By RzeczJasna wrz 5, 2022

Jak już zapewne wiecie – jestem mamą trójki dzieci w wieku szkolnym i przedszkolnym, tak więc koniec sierpnia i początek września, to czas wzmożonej logistyki finansowej w moim domu. Poprzednie lata nie były aż tak trudne pod względem zakupów i szykowaniem środków na pierwsze składki w przedszkolu i szkołach. Ale ten rok z pewnością zapamiętam, bo poziom trudności w spięciu domowego budżetu to level hard+!

Każdy z Was może pomyśleć – no tak, jest przecież Dobry Start, jest 500+, ale tego niestety tegoroczna inflacja nie wzięła pod uwagę i każdy rodzic zauważył, że dosłownie wszystkie ceny przyborów szkolnych, odzieży i obuwia poszybowały diametralnie w górę. Dla przykładu:

za artykuły papiernicze w tym roku na dwoje dzieci, które wracają do szkoły zapłaciłam około 500 zł, a za obuwie, które w ubiegłym roku kosztowało około 40zł za parę, zapłaciłam 70zł.

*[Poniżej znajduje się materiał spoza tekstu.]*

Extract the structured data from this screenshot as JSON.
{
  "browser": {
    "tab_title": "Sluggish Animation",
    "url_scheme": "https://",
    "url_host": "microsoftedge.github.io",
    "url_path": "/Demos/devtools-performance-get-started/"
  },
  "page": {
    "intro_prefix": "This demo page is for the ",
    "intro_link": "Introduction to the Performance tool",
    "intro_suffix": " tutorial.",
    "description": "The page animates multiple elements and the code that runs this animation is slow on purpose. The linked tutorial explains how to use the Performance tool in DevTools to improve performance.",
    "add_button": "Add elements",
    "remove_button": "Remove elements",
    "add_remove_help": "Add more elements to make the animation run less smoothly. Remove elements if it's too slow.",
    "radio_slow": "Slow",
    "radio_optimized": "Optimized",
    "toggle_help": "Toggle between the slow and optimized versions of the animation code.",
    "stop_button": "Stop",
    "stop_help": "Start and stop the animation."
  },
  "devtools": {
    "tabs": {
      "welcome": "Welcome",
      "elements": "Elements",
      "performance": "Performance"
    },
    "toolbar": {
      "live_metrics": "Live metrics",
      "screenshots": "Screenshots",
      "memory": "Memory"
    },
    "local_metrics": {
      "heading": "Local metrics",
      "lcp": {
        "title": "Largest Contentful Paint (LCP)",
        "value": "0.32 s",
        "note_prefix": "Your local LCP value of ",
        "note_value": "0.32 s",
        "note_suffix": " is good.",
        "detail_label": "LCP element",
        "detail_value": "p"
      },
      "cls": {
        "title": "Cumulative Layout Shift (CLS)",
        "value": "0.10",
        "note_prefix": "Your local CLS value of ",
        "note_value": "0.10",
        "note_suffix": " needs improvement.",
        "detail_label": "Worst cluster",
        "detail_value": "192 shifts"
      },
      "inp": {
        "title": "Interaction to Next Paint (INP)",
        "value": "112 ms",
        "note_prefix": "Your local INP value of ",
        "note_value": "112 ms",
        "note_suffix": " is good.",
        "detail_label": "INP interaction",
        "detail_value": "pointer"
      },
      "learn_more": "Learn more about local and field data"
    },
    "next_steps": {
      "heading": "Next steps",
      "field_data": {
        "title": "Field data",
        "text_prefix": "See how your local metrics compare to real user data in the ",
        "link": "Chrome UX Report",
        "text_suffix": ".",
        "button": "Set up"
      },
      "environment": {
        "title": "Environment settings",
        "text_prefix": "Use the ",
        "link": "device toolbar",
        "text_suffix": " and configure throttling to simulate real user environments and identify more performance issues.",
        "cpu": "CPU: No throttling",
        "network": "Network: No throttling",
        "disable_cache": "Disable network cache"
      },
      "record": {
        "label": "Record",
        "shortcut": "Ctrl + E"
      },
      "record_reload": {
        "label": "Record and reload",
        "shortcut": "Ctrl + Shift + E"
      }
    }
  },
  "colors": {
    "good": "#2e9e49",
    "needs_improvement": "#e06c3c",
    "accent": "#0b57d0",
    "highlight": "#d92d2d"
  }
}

 Dzwonek zadzwonił i dzieci wesoło pobiegły do szkoły, czy przedszkola. Udało się zakupić wszystko, co na ten moment jest potrzebne. Można zatem odetchnąć z ulgą. Albo i nie, ponieważ zapomnieliśmy o składkach na Radę Rodziców, ubezpieczenie, tzw. klasowe, czy wyprawkę.

W oczekiwaniu na zebrania już przeliczam:

  • składki wzrosną ze standardowo od 50 – 100zł na półrocze do 100 – 150 zł,
  • ubezpieczenie, które od dziecka wynosiło 40zł z pewnością także wzrośnie do 50 – 80 zł,
  • wyprawka w przedszkolu z 170 zł za I semestr do około 250 zł.

Do tego obiady i koszty opieki w przedszkolu. O tym fakcie również nie zapomniała nasza inflacja. Wzrosły zarówno koszty obiadów szkolnych, jak i wyżywienie w przedszkolu. W ubiegłym roku szkolny obiad kosztował około 5 zł za dzień, to teraz koszt 7zł, natomiast w przedszkolu z 7zł poszybował na 10zł.

koszty dzieci szkoła
Photo by Andrea Piacquadio on Pexels.com

I znowu rozbolała mnie głowa – cały budżet trzeba przestudiować jeszcze raz, bo już szykują się także wycieczki. Początek roku i 4 – dniowa wycieczka do Krakowa, to koszt 1100zł za dziecko.

Łapię się za głowę, a portfel chowam – już nie mam po co tam zaglądać. Bo na początek września muszę z grubsza przeliczyć, na jedno dziecko muszę szykować ponad 500zł, nie wliczając kosztów wycieczki.

Drogi Rodzicu – czy Tobie też tak ciężko spiąć to wszystko w jedną całość? Czy to Cię nie bulwersuje, nie wścieka, nie boli? A może masz jakieś złote rady, jak to przetrwać? Jeśli tak, to proszę podziel się nimi!